04-02-2014 09:19 AM
I have a nice modular FPGA architecture running with Registers as an interface between modules.
I also have some nice high-speed loops going on to multiplex functions on limited hardware.
My problems occur due to apparent throughput problems with registers. I have a loop producing a signal @ 120MHz, the results of which are split up over three distinct registers to a loop which reads all three registers and outputs the data @ 40MHz. I'm essentially creating three distinct sine waves.
Although the code ocmpiles, I see that I am not receiving all new values. Only every third value I am receiving is actually correct (See image).
This should be a sine wave. Testing the software in simulation mode does not result in these artefacts. Needless to say, the PSD of this sine wave is not very nice.
It seems that a register requires some clock cycles to actually pass data around.

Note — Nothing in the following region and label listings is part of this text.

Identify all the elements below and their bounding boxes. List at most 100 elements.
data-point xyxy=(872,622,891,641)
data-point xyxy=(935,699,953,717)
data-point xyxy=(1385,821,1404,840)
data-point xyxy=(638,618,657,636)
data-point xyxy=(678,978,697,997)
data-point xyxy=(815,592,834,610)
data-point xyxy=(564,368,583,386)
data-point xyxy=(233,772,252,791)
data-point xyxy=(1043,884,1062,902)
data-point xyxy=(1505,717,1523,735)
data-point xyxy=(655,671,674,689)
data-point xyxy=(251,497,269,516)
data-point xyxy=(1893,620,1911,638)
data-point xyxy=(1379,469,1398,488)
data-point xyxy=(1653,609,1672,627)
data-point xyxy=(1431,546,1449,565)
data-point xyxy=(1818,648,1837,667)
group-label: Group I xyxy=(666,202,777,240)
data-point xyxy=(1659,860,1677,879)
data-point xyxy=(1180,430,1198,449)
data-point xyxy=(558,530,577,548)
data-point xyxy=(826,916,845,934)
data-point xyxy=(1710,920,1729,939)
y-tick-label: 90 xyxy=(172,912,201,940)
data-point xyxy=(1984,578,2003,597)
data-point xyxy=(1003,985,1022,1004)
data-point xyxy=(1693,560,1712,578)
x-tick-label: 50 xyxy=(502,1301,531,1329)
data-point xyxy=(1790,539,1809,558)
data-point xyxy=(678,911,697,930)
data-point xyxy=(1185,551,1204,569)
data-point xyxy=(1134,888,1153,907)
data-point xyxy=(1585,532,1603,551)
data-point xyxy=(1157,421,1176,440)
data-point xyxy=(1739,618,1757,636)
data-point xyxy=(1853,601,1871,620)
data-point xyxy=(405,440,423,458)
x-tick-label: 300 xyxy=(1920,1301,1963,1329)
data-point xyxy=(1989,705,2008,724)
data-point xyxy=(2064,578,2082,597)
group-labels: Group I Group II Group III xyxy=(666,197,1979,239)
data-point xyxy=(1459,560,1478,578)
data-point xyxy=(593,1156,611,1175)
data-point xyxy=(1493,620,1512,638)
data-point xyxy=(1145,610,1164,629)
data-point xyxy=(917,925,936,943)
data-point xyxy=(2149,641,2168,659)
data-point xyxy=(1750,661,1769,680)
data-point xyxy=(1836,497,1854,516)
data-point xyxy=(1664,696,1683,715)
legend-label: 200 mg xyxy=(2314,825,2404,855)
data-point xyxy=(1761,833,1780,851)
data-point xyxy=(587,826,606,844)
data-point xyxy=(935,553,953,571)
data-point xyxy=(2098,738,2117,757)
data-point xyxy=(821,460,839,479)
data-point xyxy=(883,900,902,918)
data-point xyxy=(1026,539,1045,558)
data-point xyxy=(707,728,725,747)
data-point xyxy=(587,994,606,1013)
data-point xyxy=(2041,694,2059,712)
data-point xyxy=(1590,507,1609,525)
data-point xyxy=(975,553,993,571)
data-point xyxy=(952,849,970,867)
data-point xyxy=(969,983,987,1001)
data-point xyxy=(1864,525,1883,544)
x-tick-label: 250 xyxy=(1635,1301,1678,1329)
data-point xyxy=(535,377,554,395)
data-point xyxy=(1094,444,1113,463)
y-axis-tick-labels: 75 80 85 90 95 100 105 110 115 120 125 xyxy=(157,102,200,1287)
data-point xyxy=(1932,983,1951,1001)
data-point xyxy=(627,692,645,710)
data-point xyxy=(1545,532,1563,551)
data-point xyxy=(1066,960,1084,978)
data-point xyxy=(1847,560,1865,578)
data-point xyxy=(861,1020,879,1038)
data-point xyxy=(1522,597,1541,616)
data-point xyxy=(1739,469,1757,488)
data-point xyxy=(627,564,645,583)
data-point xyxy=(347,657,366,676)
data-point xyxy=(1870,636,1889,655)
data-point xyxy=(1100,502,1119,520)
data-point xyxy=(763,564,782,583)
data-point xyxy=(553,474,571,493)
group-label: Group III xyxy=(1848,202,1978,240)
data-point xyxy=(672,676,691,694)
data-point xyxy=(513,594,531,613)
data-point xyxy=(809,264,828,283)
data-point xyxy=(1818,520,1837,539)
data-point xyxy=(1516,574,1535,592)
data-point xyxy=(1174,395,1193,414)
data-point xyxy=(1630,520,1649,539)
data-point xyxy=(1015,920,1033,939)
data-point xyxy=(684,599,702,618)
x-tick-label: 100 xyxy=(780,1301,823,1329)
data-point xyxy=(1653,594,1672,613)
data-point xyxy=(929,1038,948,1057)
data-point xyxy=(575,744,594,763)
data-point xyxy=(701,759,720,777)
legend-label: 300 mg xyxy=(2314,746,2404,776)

This results in some kind of blocking mechanism which is currently holding back my program on a very fundamental level. It took me a few days to find out that THIS was the problem which was causing my distortions on my output signal.
I tried increasing the top-level clock of the target from 40MHz to 120MHz to see if the propagation of the register is a function of that clock, but the effect remains the same. Is there any way to get around this without either
Shane
04-02-2014 09:38 AM
I just found this little gem buried in the LabVIEW help (in the "Implementing multiple Clock Domains" help, not the register help).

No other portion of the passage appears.